# Please vouch



## Cornelius (25/4/19)

Good day 

Has anyone dealt with https://www.brothersvapingloungemp.co.za/ before? And can you vouch


----------



## Chanelr (25/4/19)

Have not heard of them.
But I am not sure, if you can't create your own log in details how secure it is.

Reactions: Agree 1


----------



## CMMACKEM (25/4/19)

Cornelius said:


> Good day
> 
> Has anyone dealt with https://www.brothersvapingloungemp.co.za/ before? And can you vouch



Why do you want to buy from them? For me personally, if they are not on here then they cannot be held accountable for poor service or counterfeit goods.

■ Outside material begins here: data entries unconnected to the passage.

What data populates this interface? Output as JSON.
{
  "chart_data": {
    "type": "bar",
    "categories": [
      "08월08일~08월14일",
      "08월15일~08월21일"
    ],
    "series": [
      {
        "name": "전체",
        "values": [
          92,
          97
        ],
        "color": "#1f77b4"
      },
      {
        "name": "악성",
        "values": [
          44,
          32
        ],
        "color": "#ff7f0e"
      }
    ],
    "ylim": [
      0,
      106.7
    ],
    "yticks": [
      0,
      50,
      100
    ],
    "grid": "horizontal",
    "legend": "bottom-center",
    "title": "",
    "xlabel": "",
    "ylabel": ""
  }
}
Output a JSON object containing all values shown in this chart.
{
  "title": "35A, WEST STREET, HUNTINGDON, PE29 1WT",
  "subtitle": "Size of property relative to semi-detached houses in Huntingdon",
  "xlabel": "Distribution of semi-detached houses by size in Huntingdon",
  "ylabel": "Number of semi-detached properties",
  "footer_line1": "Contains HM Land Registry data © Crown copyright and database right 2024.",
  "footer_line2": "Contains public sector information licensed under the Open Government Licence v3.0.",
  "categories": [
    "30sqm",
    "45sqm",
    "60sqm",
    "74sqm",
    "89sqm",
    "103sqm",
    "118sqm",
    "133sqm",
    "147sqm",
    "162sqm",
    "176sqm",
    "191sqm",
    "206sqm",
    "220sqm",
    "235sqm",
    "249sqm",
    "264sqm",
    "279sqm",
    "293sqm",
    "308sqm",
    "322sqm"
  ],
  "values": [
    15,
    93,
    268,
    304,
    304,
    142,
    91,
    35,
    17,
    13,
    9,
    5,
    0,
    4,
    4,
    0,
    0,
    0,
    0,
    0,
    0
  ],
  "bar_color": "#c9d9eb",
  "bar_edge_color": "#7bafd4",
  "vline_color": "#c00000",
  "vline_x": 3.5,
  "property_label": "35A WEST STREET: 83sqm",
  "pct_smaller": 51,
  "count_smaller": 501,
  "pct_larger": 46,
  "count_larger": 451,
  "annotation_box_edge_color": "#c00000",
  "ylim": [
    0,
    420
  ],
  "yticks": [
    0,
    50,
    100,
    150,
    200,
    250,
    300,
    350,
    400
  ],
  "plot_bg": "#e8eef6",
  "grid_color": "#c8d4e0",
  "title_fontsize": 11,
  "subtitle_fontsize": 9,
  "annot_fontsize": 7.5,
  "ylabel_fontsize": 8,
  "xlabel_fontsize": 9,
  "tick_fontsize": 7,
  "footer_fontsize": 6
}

Facebook and Instagram complaints can be removed.

Reactions: Like 1 | Agree 1


----------



## oSuSkIo (25/4/19)

Well I have bought from them a lot, they are my closest vape store somewhat, they have really good service and the owner is willing to make a compromise when something goes wrong, A kodama lustro of my brother had a constant fire and depleted 2 fresh batteries in under 18 seconds and they swapped the device for him, and the dwarv's they sell are authentic because as far as I know @Zeki Hilmi provided them with stock (but I might be speaking under correction in this matter), I bought my 2nd DL from them and had a really pleasant experience.

Reactions: Like 4 | Winner 1 | Informative 2


----------



## Zeki Hilmi (25/4/19)

Hi there,
Brothers Vaping Lounge is an approved vendor for the Dvarw's. We supply the Dvarw's to them.

Reactions: Like 4 | Winner 3


----------



## Cornelius (25/4/19)

Thanks guys. I bought from them today, just awaiting delivery. 

I bought from them because they are the only shop in SA with stock of what I want.

Reactions: Like 3


----------